ACABEI DE INVENTAR  ESTE NOME. Quem está doente do corpo vai para o hospital “comum”, quem está doente da cabeça vai para o hospital psiquiátrico e quem está doente do coração vai para o Hospital de Corações.

É um edifício semelhante aos outros por fora, mas com pessoas mais simpáticas e cuidadosas. Todo o staff usa sapatinhos de lã, roupa colorida e também faz parte do equipamento um medidor de dores de coração em vez do vulgar estetoscópio. Neste serviço curam-se mágoas, angústias, tristezas e desgostos de amor.

Os corredores são forrados de algodão até ao tecto e o chão tem relva macia e perfumada. Nas enfermarias, os pássaros trazem gotas de madressilva no bico que vão depositando mililitro a mililitro nas feridas expostas. Aqui o Betadine não tem serventia.
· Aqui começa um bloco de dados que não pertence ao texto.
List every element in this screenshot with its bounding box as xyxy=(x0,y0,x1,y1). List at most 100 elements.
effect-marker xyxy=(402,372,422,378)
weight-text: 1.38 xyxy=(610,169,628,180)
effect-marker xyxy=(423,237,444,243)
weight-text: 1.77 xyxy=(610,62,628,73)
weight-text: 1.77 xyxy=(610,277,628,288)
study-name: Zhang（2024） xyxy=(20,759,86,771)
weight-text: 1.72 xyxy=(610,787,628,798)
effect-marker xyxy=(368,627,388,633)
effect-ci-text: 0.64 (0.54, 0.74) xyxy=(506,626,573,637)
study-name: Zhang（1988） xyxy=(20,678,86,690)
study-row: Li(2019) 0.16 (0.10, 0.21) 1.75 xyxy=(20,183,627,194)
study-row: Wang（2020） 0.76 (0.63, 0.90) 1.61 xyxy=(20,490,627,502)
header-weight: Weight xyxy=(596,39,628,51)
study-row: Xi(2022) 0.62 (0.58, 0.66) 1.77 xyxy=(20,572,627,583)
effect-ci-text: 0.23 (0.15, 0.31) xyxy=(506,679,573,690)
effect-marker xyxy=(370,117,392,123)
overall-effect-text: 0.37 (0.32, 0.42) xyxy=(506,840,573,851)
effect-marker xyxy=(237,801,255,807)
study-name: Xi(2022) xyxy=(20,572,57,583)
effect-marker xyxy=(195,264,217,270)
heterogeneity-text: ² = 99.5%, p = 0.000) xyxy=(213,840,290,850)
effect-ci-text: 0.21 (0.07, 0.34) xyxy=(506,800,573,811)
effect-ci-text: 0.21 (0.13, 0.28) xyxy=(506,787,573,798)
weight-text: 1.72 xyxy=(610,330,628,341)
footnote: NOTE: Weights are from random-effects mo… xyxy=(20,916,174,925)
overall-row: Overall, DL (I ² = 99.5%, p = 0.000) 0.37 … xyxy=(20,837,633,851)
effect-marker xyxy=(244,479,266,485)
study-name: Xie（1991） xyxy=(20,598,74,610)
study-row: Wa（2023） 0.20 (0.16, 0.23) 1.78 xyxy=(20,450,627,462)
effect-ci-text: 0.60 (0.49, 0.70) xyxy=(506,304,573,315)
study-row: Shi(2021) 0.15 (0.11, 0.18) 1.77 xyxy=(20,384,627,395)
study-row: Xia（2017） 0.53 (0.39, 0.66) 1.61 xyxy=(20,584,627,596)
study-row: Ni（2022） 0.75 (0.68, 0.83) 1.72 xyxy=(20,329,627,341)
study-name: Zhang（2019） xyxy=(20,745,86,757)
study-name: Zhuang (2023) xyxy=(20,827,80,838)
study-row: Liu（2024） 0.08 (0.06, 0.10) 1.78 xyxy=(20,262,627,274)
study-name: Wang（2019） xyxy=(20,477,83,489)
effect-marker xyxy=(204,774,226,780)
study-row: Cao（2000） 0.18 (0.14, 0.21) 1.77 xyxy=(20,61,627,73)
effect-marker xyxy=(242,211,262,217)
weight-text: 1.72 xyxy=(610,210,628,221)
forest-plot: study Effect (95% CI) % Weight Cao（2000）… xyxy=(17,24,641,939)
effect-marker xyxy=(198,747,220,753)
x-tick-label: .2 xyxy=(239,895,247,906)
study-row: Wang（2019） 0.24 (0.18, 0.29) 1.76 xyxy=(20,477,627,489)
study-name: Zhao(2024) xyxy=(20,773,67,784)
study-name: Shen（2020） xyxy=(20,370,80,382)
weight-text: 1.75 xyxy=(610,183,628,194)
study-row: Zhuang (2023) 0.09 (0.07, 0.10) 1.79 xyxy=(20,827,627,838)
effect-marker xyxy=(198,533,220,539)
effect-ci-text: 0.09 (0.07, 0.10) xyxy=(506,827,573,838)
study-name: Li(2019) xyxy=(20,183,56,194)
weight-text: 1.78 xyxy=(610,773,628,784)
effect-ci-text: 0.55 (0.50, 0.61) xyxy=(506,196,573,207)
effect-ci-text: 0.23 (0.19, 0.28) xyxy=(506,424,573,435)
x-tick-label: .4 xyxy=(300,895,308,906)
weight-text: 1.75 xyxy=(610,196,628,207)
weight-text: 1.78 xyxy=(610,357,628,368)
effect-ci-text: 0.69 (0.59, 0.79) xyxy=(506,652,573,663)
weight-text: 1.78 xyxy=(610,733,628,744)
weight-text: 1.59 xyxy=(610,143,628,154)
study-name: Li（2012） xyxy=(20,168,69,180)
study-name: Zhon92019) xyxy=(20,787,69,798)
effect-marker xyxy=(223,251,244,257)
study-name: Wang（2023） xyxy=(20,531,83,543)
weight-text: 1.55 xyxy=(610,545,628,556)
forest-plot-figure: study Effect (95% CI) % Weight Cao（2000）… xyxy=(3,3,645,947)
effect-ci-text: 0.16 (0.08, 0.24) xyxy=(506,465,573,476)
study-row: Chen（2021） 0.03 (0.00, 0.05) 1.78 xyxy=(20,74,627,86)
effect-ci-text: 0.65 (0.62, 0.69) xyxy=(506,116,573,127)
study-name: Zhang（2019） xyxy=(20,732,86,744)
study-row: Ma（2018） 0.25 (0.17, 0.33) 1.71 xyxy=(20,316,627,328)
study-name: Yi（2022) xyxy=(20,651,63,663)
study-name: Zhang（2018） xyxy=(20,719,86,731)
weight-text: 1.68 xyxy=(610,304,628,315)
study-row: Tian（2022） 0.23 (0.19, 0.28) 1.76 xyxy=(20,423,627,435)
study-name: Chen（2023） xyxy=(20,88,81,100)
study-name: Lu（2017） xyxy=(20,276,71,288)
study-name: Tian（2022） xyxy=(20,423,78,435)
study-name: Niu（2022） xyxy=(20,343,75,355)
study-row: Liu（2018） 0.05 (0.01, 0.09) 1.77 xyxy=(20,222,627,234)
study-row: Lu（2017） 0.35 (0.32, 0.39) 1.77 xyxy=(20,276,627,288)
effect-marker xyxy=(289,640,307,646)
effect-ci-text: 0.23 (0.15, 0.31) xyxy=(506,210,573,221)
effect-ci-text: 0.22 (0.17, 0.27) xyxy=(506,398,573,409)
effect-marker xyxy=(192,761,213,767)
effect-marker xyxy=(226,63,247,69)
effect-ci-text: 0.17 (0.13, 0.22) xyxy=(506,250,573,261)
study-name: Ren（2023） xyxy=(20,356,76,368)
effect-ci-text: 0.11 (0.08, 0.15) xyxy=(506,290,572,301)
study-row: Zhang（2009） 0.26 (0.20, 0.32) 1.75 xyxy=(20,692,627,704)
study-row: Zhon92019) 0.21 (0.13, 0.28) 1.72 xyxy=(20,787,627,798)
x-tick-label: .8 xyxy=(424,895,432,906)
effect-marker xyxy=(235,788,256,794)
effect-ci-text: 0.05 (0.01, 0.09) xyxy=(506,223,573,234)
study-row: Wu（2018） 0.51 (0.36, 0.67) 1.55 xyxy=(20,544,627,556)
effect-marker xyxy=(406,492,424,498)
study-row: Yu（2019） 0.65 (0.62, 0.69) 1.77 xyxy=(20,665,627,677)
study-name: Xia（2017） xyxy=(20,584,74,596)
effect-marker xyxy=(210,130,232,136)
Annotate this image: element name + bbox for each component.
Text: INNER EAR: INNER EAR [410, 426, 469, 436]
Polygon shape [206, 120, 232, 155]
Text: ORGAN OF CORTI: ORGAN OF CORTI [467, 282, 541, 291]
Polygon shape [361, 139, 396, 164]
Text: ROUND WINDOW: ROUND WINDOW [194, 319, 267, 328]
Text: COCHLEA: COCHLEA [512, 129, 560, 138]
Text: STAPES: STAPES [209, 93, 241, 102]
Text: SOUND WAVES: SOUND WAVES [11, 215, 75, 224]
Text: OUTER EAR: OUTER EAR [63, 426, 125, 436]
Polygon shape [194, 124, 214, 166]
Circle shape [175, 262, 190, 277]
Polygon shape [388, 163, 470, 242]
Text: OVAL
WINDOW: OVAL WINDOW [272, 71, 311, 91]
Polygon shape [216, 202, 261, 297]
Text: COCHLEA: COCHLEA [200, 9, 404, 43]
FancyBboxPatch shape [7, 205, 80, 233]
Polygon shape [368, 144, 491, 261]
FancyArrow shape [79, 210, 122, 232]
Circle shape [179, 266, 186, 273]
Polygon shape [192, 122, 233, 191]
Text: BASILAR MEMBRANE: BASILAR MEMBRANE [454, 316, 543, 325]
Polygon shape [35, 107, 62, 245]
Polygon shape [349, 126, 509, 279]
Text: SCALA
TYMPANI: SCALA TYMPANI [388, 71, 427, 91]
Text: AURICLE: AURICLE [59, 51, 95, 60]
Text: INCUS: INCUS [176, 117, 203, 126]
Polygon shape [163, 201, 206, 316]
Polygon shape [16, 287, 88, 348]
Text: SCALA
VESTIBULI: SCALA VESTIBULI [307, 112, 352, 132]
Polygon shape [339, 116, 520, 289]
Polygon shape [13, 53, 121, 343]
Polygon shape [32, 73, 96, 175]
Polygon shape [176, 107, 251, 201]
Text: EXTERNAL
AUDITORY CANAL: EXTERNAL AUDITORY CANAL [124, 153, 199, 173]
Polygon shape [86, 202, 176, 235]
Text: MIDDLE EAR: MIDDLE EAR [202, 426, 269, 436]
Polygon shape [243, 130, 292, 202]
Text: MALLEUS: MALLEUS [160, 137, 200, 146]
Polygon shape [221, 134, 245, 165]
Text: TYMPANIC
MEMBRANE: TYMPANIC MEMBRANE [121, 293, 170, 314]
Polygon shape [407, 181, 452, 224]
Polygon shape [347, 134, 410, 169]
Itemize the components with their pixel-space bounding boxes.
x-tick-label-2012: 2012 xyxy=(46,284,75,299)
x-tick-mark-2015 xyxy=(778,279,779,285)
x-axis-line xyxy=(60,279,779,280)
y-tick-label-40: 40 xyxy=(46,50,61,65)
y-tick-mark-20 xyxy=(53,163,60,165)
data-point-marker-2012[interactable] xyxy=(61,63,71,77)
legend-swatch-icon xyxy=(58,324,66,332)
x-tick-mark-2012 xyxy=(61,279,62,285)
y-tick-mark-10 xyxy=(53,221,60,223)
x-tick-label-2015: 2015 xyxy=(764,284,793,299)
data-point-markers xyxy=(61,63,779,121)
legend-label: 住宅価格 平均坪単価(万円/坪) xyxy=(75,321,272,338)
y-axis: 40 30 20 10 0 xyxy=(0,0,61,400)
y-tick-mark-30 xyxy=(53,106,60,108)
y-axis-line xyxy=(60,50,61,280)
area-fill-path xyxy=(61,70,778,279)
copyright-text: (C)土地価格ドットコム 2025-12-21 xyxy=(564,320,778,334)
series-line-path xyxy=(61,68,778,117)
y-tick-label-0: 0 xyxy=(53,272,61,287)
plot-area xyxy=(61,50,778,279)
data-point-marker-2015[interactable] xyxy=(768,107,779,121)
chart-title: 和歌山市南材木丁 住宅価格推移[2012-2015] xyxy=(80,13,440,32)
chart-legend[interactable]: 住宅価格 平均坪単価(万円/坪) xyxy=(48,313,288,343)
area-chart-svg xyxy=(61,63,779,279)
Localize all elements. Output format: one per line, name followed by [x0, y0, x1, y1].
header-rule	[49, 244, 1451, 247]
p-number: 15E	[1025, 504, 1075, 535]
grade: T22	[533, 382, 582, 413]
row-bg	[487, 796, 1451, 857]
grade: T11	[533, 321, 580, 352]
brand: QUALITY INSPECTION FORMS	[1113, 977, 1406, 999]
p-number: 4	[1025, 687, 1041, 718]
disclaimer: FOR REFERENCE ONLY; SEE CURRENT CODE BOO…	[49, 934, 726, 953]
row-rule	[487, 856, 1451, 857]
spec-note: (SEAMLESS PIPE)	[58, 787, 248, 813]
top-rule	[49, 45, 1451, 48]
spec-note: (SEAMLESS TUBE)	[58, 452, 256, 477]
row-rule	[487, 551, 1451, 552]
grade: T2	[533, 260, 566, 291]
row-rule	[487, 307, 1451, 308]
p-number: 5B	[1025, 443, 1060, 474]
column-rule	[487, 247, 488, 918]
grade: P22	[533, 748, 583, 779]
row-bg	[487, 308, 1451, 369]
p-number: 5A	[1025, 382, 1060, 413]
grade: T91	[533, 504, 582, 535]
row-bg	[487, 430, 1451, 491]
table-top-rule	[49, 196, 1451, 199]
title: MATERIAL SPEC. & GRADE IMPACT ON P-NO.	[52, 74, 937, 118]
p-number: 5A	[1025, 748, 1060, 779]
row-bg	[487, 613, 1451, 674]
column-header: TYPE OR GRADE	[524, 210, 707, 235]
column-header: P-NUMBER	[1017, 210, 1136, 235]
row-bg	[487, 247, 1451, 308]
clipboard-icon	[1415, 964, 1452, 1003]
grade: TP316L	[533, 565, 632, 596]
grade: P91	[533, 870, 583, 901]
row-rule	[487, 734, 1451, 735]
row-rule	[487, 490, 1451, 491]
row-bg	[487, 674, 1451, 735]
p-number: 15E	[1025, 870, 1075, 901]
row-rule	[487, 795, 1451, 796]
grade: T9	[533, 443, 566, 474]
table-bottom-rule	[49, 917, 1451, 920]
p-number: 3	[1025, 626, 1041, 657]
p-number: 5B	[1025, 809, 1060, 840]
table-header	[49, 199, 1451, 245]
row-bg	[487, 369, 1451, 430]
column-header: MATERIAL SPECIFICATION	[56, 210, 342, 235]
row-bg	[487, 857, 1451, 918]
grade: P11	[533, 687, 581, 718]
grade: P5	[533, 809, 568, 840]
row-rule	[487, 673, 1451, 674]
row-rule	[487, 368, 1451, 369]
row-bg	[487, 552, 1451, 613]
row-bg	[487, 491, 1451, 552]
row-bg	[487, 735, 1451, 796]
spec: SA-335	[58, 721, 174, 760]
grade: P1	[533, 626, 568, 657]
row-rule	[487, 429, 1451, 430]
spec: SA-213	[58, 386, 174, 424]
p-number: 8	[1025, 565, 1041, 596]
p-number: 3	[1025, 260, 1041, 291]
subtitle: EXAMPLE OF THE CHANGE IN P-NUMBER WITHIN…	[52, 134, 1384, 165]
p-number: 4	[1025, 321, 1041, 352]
Os pacientes magoados são aconchegados em lençóis de asa de pássaro e fecham os olhos durante muito tempo até se sentirem capazes de voltar a abri-los sem perigo de desidratação devido aos ribeiros que deles transbordam em águas contaminadas. É preciso limpar, secar, repousar e, acima de tudo, abrandar o ritmo dos batimentos cardíacos que cavalgam desenfreadamente pelos campos pedregosos da dor.

Na hora das refeições, serve-se tempo em modestos tabuleiros. Puré de tempo com escalopes de tempo, salada de tempo e, para beber, tempo espremido. Os pacientes não gostam do cardápio, mas é o único que realmente pode ajudar. A dieta do tempo, além de desinteressante e insípida, ainda tem a terrível desvantagem de ter de ser seguida durante muito tempo.

Não existe roupa para os pacientes no Hospital dos Corações. Andam nus, despojados de tudo o que possa causar ainda mais peso para além daquele que já transportam. Apenas as asas de pássaro servem de agasalho nas noites mais frias e solitárias, onde se ouve o eco do choro e o gemido da dor abafado nas almofadas. Mas há-de passar, tudo passa um dia, com a ajuda do Doutor Passarinho. Ei-lo a entrar agora no gabinete de medidor de dor de coração pendurado no bico para auscultar mais uma paciente que acabou de dar entrada.

Chama-se Hazel e vai ficar na cama cinco, junto à janela. Um bando de pássaros-enfermeiros faz-se acompanhar dos auxiliares em sapatinhos de lã para ajudar a recolher as águas que lhe escorrem dos olhos. A cura vai demorar. Submetida à dieta do tempo, a paciente debate-se e implora por uma anestesia geral ou a eutanásia, mas ambas lhe são recusadas. Terá de aguentar. Terá de conseguir.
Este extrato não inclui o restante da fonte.